Gillard’s representative before the Full Bench, Paul O’Grady, yesterday told the Commission the agreement was unlawful because it gave an entitlement to right of entry that could “defeat the statutory scheme” covering entry rights.
AIG’s submission broadly supported the Government’s position.
“The right of entry and unlawful term provisions of the Act were the subject of extensive discussion and debate between the Government, Ai Group and unions during the development of the legislation and during the Senate Committee inquiry into the Fair Work Bill,” AIG chief executive Heather Ridout said in a statement.

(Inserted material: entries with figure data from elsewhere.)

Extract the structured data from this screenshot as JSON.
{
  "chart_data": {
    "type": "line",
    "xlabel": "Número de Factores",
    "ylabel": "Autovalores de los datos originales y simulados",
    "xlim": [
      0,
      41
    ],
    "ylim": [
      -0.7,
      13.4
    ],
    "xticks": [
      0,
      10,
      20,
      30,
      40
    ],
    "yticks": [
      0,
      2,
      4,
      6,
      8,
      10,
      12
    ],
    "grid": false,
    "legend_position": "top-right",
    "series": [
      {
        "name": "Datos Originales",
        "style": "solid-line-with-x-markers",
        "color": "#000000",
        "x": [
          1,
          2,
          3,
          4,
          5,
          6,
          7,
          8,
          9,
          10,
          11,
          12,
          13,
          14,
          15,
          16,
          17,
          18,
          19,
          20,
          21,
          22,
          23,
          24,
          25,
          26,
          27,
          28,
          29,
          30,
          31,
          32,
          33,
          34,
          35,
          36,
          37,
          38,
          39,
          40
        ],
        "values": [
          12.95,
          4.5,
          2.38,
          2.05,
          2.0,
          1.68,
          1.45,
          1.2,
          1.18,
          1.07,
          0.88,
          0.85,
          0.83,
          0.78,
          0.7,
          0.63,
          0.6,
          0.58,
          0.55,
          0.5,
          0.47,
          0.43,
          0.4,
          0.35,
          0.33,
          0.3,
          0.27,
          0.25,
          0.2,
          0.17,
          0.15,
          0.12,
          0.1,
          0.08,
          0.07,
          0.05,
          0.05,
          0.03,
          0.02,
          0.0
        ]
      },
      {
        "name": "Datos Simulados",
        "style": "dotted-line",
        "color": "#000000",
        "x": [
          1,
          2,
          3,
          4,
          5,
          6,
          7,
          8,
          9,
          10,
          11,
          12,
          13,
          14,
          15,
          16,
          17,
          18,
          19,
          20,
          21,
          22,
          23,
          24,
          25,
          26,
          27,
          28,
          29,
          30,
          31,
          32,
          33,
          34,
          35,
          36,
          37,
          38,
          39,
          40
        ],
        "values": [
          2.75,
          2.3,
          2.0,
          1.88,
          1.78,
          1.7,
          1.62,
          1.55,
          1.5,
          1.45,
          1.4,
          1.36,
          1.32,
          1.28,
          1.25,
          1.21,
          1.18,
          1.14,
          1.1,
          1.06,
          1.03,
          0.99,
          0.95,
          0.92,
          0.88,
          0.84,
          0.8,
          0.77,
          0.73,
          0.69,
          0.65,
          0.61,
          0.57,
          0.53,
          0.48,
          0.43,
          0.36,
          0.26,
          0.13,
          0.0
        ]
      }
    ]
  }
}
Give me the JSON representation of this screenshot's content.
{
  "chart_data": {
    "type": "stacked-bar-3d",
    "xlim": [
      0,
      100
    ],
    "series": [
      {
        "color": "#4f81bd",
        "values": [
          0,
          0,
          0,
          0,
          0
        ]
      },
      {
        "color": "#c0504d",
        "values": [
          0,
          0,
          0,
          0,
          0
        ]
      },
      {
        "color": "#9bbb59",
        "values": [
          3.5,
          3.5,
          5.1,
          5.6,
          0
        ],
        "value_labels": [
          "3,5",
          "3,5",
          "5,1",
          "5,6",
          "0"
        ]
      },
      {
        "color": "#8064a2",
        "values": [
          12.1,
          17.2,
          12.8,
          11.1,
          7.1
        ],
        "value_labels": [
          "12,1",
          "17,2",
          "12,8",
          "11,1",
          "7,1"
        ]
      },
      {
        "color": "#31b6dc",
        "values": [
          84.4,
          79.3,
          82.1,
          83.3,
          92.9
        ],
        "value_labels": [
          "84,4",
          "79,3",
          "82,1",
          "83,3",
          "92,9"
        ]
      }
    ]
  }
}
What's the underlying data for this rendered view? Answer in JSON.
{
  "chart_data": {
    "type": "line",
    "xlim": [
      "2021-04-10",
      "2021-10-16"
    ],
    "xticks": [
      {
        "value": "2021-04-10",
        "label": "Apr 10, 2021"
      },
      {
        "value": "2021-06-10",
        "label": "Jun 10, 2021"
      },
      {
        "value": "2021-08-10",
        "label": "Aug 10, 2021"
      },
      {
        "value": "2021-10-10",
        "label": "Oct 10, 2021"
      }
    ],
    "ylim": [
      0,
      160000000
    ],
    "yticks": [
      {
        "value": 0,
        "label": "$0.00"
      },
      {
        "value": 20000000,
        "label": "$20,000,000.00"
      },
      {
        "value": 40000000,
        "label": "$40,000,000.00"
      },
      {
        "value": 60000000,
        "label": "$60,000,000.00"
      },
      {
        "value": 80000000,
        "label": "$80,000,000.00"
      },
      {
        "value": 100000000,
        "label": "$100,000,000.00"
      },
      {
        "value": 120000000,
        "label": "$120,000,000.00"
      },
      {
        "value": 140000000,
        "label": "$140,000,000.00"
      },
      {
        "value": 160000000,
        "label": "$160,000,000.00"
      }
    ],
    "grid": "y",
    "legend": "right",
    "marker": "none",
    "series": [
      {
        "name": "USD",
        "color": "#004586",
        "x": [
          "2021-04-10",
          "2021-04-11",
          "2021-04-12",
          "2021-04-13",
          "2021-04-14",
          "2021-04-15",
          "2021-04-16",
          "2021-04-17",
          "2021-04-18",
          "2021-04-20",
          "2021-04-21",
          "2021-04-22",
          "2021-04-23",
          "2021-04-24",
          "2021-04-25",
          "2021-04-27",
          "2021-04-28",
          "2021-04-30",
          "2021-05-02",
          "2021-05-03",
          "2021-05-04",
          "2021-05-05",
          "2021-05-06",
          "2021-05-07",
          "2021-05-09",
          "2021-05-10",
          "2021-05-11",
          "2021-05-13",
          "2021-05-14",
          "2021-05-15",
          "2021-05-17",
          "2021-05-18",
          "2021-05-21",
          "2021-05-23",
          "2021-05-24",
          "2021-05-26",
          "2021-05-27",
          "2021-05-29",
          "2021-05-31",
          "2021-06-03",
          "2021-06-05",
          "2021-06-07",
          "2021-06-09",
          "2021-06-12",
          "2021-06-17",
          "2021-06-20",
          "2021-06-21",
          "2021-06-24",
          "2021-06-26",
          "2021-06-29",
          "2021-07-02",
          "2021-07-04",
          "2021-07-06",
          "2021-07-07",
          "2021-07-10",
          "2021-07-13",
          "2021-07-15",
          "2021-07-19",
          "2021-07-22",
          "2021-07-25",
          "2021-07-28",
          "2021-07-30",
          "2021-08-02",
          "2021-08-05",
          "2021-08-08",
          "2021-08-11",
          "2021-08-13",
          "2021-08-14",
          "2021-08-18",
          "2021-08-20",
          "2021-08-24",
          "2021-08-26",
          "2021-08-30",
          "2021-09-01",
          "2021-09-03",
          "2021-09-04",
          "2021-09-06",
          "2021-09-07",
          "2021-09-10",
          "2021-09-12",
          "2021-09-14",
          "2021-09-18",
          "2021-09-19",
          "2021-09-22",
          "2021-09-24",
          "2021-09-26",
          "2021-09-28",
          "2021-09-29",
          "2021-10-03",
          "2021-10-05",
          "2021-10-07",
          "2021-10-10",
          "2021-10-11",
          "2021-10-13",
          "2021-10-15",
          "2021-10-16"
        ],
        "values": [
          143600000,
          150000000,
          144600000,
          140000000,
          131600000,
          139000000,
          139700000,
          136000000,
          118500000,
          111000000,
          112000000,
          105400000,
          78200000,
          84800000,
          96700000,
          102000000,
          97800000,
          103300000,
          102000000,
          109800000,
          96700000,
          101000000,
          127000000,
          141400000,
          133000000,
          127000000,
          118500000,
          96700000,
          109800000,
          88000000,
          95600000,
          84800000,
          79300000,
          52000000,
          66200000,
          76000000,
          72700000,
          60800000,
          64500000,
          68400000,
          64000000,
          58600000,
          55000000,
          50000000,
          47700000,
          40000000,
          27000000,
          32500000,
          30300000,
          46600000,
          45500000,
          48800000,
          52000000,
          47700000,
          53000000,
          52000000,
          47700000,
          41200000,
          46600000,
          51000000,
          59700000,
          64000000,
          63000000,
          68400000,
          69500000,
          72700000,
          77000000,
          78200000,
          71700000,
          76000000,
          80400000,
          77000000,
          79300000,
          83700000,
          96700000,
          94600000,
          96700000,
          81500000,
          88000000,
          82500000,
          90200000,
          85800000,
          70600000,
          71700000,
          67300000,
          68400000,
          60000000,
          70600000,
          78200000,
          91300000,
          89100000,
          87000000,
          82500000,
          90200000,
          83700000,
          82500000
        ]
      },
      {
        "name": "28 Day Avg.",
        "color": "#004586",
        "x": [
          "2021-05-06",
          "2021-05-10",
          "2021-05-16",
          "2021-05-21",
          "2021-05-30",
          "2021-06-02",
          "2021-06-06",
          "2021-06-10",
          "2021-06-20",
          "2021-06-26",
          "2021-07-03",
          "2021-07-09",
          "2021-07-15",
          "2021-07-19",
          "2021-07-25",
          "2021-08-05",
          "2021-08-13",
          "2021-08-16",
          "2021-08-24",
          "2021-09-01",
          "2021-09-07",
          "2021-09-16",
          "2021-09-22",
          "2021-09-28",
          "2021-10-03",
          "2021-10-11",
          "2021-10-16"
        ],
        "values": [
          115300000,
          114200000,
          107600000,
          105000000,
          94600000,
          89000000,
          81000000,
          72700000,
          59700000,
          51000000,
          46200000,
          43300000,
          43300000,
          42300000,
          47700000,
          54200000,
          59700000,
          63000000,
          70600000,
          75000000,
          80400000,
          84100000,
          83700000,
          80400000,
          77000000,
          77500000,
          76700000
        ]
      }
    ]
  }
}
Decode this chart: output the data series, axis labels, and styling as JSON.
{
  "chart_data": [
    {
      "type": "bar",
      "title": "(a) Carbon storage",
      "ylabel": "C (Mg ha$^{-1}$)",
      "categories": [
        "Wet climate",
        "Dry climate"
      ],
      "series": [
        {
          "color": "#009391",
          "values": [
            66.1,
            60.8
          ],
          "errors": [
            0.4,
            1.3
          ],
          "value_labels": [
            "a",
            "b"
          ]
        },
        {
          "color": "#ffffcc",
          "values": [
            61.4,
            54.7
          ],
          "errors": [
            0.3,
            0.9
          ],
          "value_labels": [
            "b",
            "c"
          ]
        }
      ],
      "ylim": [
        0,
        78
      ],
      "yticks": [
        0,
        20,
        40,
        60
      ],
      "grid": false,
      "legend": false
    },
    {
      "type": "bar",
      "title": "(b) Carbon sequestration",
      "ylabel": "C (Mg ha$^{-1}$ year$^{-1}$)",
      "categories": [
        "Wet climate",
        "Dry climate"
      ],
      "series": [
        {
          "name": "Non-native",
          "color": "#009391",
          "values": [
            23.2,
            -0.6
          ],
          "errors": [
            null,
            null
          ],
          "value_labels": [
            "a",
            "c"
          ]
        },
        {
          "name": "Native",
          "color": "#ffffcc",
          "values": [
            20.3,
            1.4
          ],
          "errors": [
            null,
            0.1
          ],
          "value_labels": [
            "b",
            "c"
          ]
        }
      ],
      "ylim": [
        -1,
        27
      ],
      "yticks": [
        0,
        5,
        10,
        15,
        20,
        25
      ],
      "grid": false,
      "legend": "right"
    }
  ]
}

“A balance was struck between the competing interests and Ai Group believes that Commissioner Ryan’s decision disrupts this balance and is inconsistent with the intent of the legislation.”
In the Trimas case, Commissioner John Ryan rejected the workplace agreement made between the Trimas and the Australian Manufacturing Workers Union over the inclusion of an individual flexibility arrangement.
In what was seen as a very technical decision, Ryan said an IFA may not vary the terms of a workplace agreement and could only vary the “effect of the terms of an agreement”.
Had those two words – that is, “the effect” – being inserted, Ryan said the agreement would have been allowed through.
However, Ryan does not have the power to insert those words himself and instead can only insert into an agreement the standard (or model) IFA specified by the Fair Work Act.
But the Government and the AIG, who has earlier expressed concern that the decision was contrary to the intent of the Fair Work legislation, argued that an IFA could vary a term of an agreement.
“Flexibility Terms were devised by the Federal Government to provide the flexibility to individual employees to reach agreement with their employer on arrangements which differ from those in the relevant enterprise agreement. A better off overall test and other safeguards apply,” Ridout said.
“In his decision, Commissioner Ryan has placed a very narrow interpretation on the flexibility available under Flexibility Terms which is inconsistent with the intent of the legislation.”
The outcomes of the appeal will be known in the next few weeks.